The most valuable gold claim is the one a big corporation thinks they have but is in dispute.

It does not have to have any gold at all. If you can find a tiny sliver of land you can make a good argument about it is worth as much as a rich placer.

Lots of guys make their living getting in the way of a big project. It is easier and much more profitable than mining.

There are hundreds of claims filed in areas where large mining interests are proposing a mine. Most of them must be dealt with in some way before plans move forward. A guy is much more likely to sell a claim to a big company to give them a sweep of mineral rights in an area than sell a claim to an individual prospector.

Rare earth deposits have been of interest for years. Big corporations know these are the minerals of the future and are busy securing the richest areas. A guy that can get mineral rights in one of these areas and can wait a decade or two could really have a valuable claim if it is in the right area.

I know of two spots where individual prospectors have done well identifying strips of open ground that were "in the way" of corporate plans. And a couple more that just happened to have "recreational placer claims" in areas around where large mines have been proposed. None of this ground was worth much in mineral value but the location was important for corporate strategy. So they were worth a pile of money after it was all said and done.

I've got trouble telling the difference between the good companies who can develop a finding and bad companies that collect investors money, but will not develop anything.. 

In the local area, about five years ago, there was a corporation that did drilling for Uranium, and Uranium Claims popped up.
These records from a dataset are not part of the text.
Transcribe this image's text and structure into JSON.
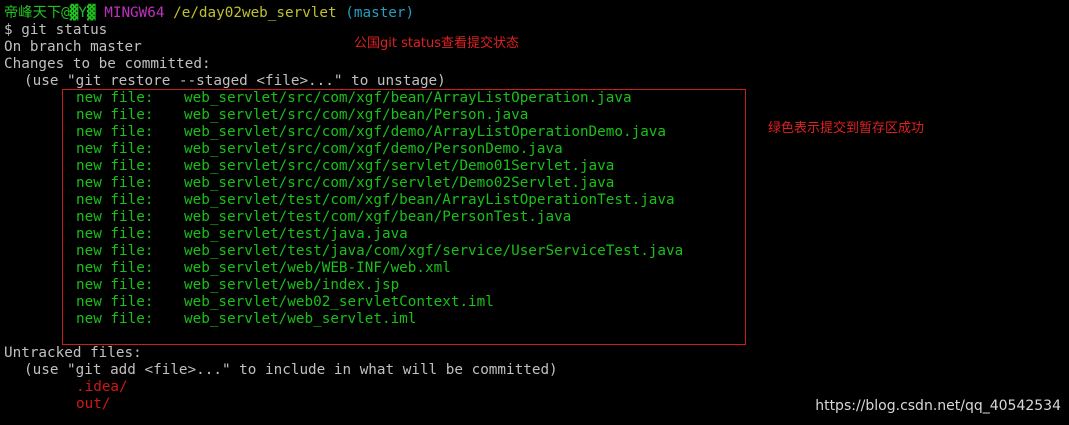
{
  "prompt": {
    "user_host": "帝峰天下@▓Y▓",
    "system": "MINGW64",
    "path": "/e/day02web_servlet",
    "branch": "(master)"
  },
  "command": "$ git status",
  "branch_line": "On branch master",
  "staged_header": "Changes to be committed:",
  "staged_hint": "(use \"git restore --staged <file>...\" to unstage)",
  "staged_label": "new file:",
  "staged_files": [
    "web_servlet/src/com/xgf/bean/ArrayListOperation.java",
    "web_servlet/src/com/xgf/bean/Person.java",
    "web_servlet/src/com/xgf/demo/ArrayListOperationDemo.java",
    "web_servlet/src/com/xgf/demo/PersonDemo.java",
    "web_servlet/src/com/xgf/servlet/Demo01Servlet.java",
    "web_servlet/src/com/xgf/servlet/Demo02Servlet.java",
    "web_servlet/test/com/xgf/bean/ArrayListOperationTest.java",
    "web_servlet/test/com/xgf/bean/PersonTest.java",
    "web_servlet/test/java.java",
    "web_servlet/test/java/com/xgf/service/UserServiceTest.java",
    "web_servlet/web/WEB-INF/web.xml",
    "web_servlet/web/index.jsp",
    "web_servlet/web02_servletContext.iml",
    "web_servlet/web_servlet.iml"
  ],
  "untracked_header": "Untracked files:",
  "untracked_hint": "(use \"git add <file>...\" to include in what will be committed)",
  "untracked_files": [
    ".idea/",
    "out/"
  ],
  "annotations": {
    "status_note": "公国git status查看提交状态",
    "staged_note": "绿色表示提交到暂存区成功"
  },
  "watermark": "https://blog.csdn.net/qq_40542534",
  "colors": {
    "background": "#000000",
    "text": "#c0c0c0",
    "staged": "#19c019",
    "untracked": "#d01818",
    "annotation": "#e02020"
  }
}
Those claims have since been let go.  Lately, an area I went prospecting to has gotten claimed by a lithium corporation.  The local grapevine says that nothing will ever come from it.  There's also been a company that raised money from investors to finance a geologist to dig core samples for gold, not very deep, but nearly all or all those claims have been dropped.  Seems like someone can create an LLC to and get financing to send someone to research minerals, but the next step has not happened with a large corporation actually creating a mine.  Further away, some foreign investors are supposed to have an operation set up rerunning mining tailings. I hear that is not working out that well.  A few years ago, the AZ Corporation Commission busted a guy for taking money to invest in a mine, and basically doing nothing mining related with it.

AFAIK There's things happening in AZ with large mining, just not within a drive of me where I can prospect and come home the same day.